Short bases are also an economical way of filling in topography. Theodolite observation from the ends of a base, or preferably from three stations on an L-shaped base, can be computed on a slide rule to give the distance and height of every point observed with an accuracy approaching 1:1000. With an L-shaped base it is good practice to observe all three angles in the base triangle as well as two sides, to provide sound checks. It is also wise for the same person to observe the same points from each end of the base, as a slight misidentification in a pointing spoils the fix. But the aspect of distant points changes very little along the length of a base, and misidentification by the same observer within the hour is unlikely. The misclosure in heights is the only check against misidentification. A suitable column for the slide rule computation is shown in Example 2.
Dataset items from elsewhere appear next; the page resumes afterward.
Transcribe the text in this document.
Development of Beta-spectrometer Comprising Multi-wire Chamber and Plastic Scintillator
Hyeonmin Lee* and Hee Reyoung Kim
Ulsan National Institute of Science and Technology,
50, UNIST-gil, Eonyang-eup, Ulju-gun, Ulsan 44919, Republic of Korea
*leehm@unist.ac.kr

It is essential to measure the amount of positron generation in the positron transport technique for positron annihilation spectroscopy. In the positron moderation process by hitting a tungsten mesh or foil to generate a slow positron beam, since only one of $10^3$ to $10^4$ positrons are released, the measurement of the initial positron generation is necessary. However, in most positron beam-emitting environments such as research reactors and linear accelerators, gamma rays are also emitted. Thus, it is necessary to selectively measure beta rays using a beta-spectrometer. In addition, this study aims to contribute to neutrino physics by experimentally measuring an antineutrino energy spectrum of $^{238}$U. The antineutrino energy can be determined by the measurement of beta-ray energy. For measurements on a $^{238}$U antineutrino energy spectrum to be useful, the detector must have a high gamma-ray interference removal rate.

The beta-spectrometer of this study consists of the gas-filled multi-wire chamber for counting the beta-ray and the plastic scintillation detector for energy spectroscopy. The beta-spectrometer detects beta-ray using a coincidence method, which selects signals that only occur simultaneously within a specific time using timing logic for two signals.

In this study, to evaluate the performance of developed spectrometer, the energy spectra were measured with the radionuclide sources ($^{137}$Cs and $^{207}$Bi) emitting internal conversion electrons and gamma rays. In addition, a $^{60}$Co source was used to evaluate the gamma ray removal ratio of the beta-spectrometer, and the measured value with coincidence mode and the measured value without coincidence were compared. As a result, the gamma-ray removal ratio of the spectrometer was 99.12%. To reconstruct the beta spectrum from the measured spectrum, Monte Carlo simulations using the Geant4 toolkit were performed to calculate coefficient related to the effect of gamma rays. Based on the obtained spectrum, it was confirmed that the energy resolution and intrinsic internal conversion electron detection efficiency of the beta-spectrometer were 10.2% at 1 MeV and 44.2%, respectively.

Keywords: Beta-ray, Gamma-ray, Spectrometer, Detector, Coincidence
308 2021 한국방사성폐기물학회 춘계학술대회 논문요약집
EXAMPLE 2. COMPUTATION OF DISTANCE AND HEIGHT FROM A SHORT BASE BY SLIDE RULE
|
1. To fix C |
Cake |
Nordenskjolo |
|
2. From A |
Brogger South |
Brogger South |
|
3. And B |
Scree |
Scree |
|
4. Obsd. H at A |
136 21 17 |
345 01 18 |
|
5. R.O. |
01 19 46 |
01 19 57 |
|
6. Az. Corn. (from Sun azimuth) |
6 04 36 |
06 04 47 |
|
7. Obsd. H at B |
140 59 20 |
342 14 07 |
|
8. R.O. |
284 48 45 |
284 49 14 |
|
9. Az. Corn. |
8 02 08 |
08 02 37 |
|
10. Azimuth AC (4-6) |
130 16 41 |
338 56 31 |
|
11. Azimuth BC (7-9) |
132 57 12 |
334 11 30 |
|
12. Difference (11-10) |
2 40 31 |
4 45 01 |
|
33 30 04 |
117 50 06 |
|
|
14. |
143 49 25 |
57 24 53 |
|
15. Sum = 180' (Check) |
180 00 00 |
180 00 00 |
|
16. Dist. AB |
3 632 |
3 632 |
|
17. Dist. AC (Sine Formula) |
45 900 |
36 820 |
|
18. Dist. BC |
42 920 |
38 700 |
|
19. Obsd. V at A± |
+06 38 02 |
+08 58 24 |
|
20. Refraction |
3 15 |
2 36 |
|
21. VA |
6 41 17 |
09 01 00 |
|
22. Obsd. V at B± |
+ 6 11 07 |
7 32 43 |
|
23. Refraction |
3 02 |
2 44 |
|
24. VB |
6 14 09 |
7 35 27 |
|
25. rH AC (Dist. AC tan VA) |
5385 |
5845 |
|
26. Ht A |
1823 |
1823 |
|
27. r H BC (Dist. BC tan VB) |
4685 |
5155 |
|
28. Ht. B |
2515 |
2515 |
|
29. Ht. from A (25+26) |
7208 |
7668 |
|
30. Ht. from B (27+28) |
7200 |
7670 |
|
31. Mean |
7204 |
7669 |
If a sun azimuth is taken at one base station, only one of the out-stations needs to have been previously fixed, and all the new work is plottable. This technique would be admirably suited to the survey of neighbouring glacier basins separated by inaccessible ridges - see Fig. 4.
We did not have a subtense bar, but sometimes wished we had. In a country where surface taping was less easy, a bar would probably have been worth its weight.